Настоат | страница 111



Сколько слышал я от полуживых, или прокаженных, или ведомых на казнь, что в предсмертные минуты помыслы все обращаются к вечности, к сокрытой стороне бытия – слышал и верил, наивный, и верил, будто себе. И вот я сам у порога… И что? Хоть сейчас я готов исчезнуть, уйти, испариться, что роса при первых лучах восходящего солнца.

Все это пустое, все совершенно неважно – другой вопрос волнует меня; острой иглой он засел в сердце, и колет, и колет, и колет… Личная судьба меня не заботит: гниение в гробу, ледяное ничто или геенна огненная – какая, в сущности, разница? Но что будет после моей смерти с Ландграфством – вот что действительно не дает мне покоя. Решения нет – все варианты внушают лишь ужас. «Предчувствие гражданской войны». Есть только один выход, который кажется мне верным, – но слишком многие будут против, и в том числе он – в первую очередь он! – мой ближайший советник и единственный друг в призрачном, окружающем королевстве зеркал… Даже не знаю, с чего начать разговор…

Деменцио! Сколько всего мы пережили вместе! И вот, неумолимо подкрадывается час расставания… Еще пара недель – и меня не станет. Выживешь ты в водовороте страстей и событий, что накроют наш Город, лишь только весть о моей кончине достигнет окраин? Я очень хочу верить, что все будет в порядке!

А помнишь, как несколько лет ты правил заместо меня? Года четыре – не больше! Конечно, тебе хотелось остаться подольше, но помехой была моя жажда власти – она порабощала, подчиняла, жгла меня изнутри, и противостоять ей я был не в силах.

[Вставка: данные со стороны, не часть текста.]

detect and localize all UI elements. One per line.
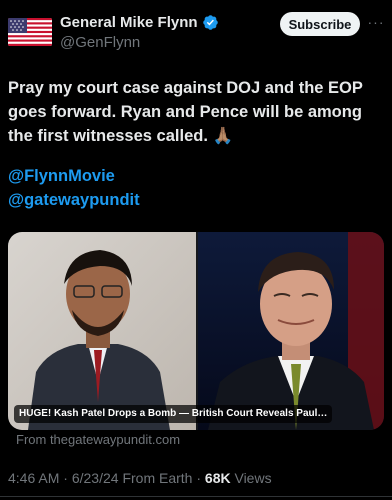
- views-label: Views: [234, 470, 272, 486]
- author-name-row[interactable]: General Mike Flynn: [60, 14, 219, 31]
- mention-gatewaypundit[interactable]: @gatewaypundit: [8, 191, 140, 210]
- mention-flynnmovie[interactable]: @FlynnMovie: [8, 167, 115, 186]
- post-body: Pray my court case against DOJ and the E…: [8, 79, 363, 145]
- subscribe-button[interactable]: Subscribe: [280, 12, 360, 36]
- link-card-image: [8, 232, 384, 430]
- post-header: General Mike Flynn @GenFlynn Subscribe ·…: [0, 0, 392, 64]
- divider: [0, 496, 392, 497]
- avatar[interactable]: [8, 18, 52, 46]
- post-text: Pray my court case against DOJ and the E…: [8, 76, 384, 148]
- more-horizontal-icon[interactable]: ···: [366, 12, 386, 32]
- link-card[interactable]: HUGE! Kash Patel Drops a Bomb — British …: [8, 232, 384, 430]
- verified-badge-icon: [202, 14, 219, 31]
- author-display-name[interactable]: General Mike Flynn: [60, 14, 198, 31]
- american-flag-icon: [8, 18, 52, 46]
- link-card-source[interactable]: From thegatewaypundit.com: [16, 432, 180, 447]
- author-handle[interactable]: @GenFlynn: [60, 34, 140, 51]
- post-time[interactable]: 4:46 AM: [8, 470, 59, 486]
- link-card-title[interactable]: HUGE! Kash Patel Drops a Bomb — British …: [14, 405, 333, 423]
- post-date[interactable]: 6/23/24: [72, 470, 119, 486]
- folded-hands-emoji: 🙏🏽: [212, 127, 234, 145]
- meta-separator: ·: [63, 470, 68, 486]
- meta-separator: ·: [196, 470, 202, 486]
- views-count[interactable]: 68K: [205, 470, 231, 486]
- post-origin: From Earth: [122, 470, 193, 486]
- post-meta: 4:46 AM · 6/23/24 From Earth · 68K Views: [8, 470, 272, 486]
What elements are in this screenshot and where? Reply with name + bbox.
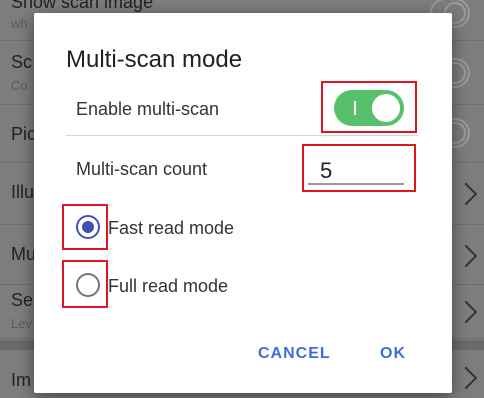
chevron-right-icon bbox=[454, 366, 478, 390]
chevron-right-icon bbox=[454, 244, 478, 268]
multi-scan-dialog: Multi-scan mode Enable multi-scan Multi-… bbox=[34, 13, 452, 393]
dialog-title: Multi-scan mode bbox=[66, 46, 243, 73]
bg-row-title: Show scan image bbox=[11, 0, 154, 12]
chevron-right-icon bbox=[454, 182, 478, 206]
multi-scan-count-input[interactable]: 5 bbox=[320, 158, 332, 184]
radio-dot bbox=[82, 221, 94, 233]
bg-row-title: Mu bbox=[11, 244, 37, 264]
bg-row-title: Sc bbox=[11, 52, 33, 72]
bg-row-title: Se bbox=[11, 290, 34, 310]
cancel-button[interactable]: CANCEL bbox=[258, 345, 331, 363]
bg-row-title: Pic bbox=[11, 124, 37, 144]
enable-multi-scan-switch[interactable] bbox=[334, 90, 404, 126]
full-read-mode-radio[interactable] bbox=[76, 273, 100, 297]
full-read-mode-label[interactable]: Full read mode bbox=[108, 276, 228, 297]
bg-row-subtitle: Lev bbox=[11, 316, 32, 331]
multi-scan-count-label: Multi-scan count bbox=[76, 159, 208, 179]
input-underline bbox=[308, 183, 404, 185]
enable-multi-scan-label: Enable multi-scan bbox=[76, 99, 220, 119]
row-separator bbox=[66, 135, 418, 136]
chevron-right-icon bbox=[454, 300, 478, 324]
switch-thumb bbox=[371, 93, 401, 123]
bg-row-subtitle: wh bbox=[11, 16, 28, 31]
toggle-switch-icon bbox=[354, 101, 356, 115]
ok-button[interactable]: OK bbox=[380, 345, 406, 363]
fast-read-mode-label[interactable]: Fast read mode bbox=[108, 218, 234, 239]
bg-row-title: Illu bbox=[11, 182, 35, 202]
bg-row-title: Im bbox=[11, 370, 31, 390]
fast-read-mode-radio[interactable] bbox=[76, 215, 100, 239]
bg-row-subtitle: Co bbox=[11, 78, 28, 93]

Волна ее улеглась лишь недавно – и, глядя назад, я со стыдом вспоминаю, что некогда обратил тебя во временщика, призванного блюсти покой спящего Города.

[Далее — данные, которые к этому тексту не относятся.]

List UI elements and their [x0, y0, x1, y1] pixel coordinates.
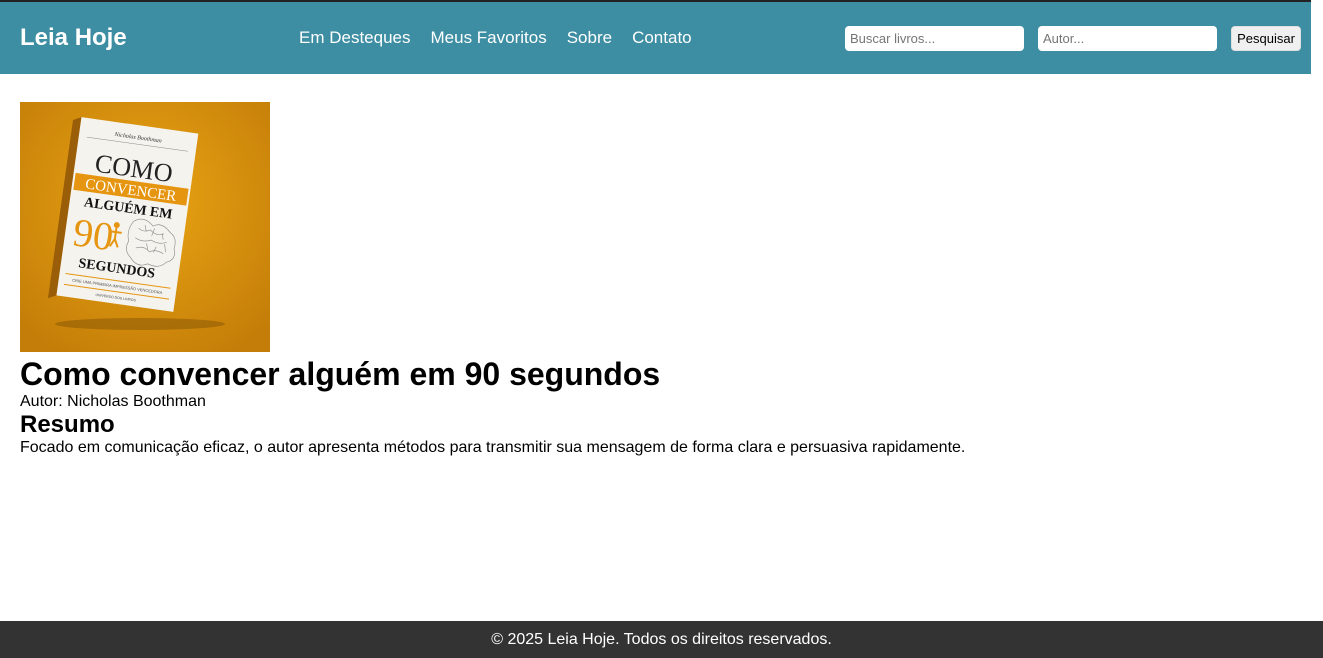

Какая ирония! Все, чего я желаю сейчас, – скинуть тяжкое бремя и отойти от дел навсегда, но не позволяет этот дикий, чудовищный, бессознательный страх – ужас возмездия, что склизкими щупальцами опутывает мне сердце. Как глупо и смешно: я был бессилен тогда – и еще ничтожнее стал сейчас. Жизнь прожита зря… Sic transit gloria mundi.

Улыбаясь, Деменцио смотрит вниз. По длинным узким улочкам старого Города, прилегающим к величественному дворцу Курфюрста, нескончаемым потоком идут измученные, уставшие от двухдневного марша войска.

– Ave, Caesar, morituri te salutant![31] Мой правитель, Принцепс, они приветствуют вас! Какое прекрасное, упоительное зрелище! Как гордо развеваются их стяги, хоругви под ожесточенными порывами ветра! Солдаты готовы на все ради Ландграфства! Они – словно агнцы, ведомые на заклание… Но цель того стоит – благополучие и счастье Великого Города.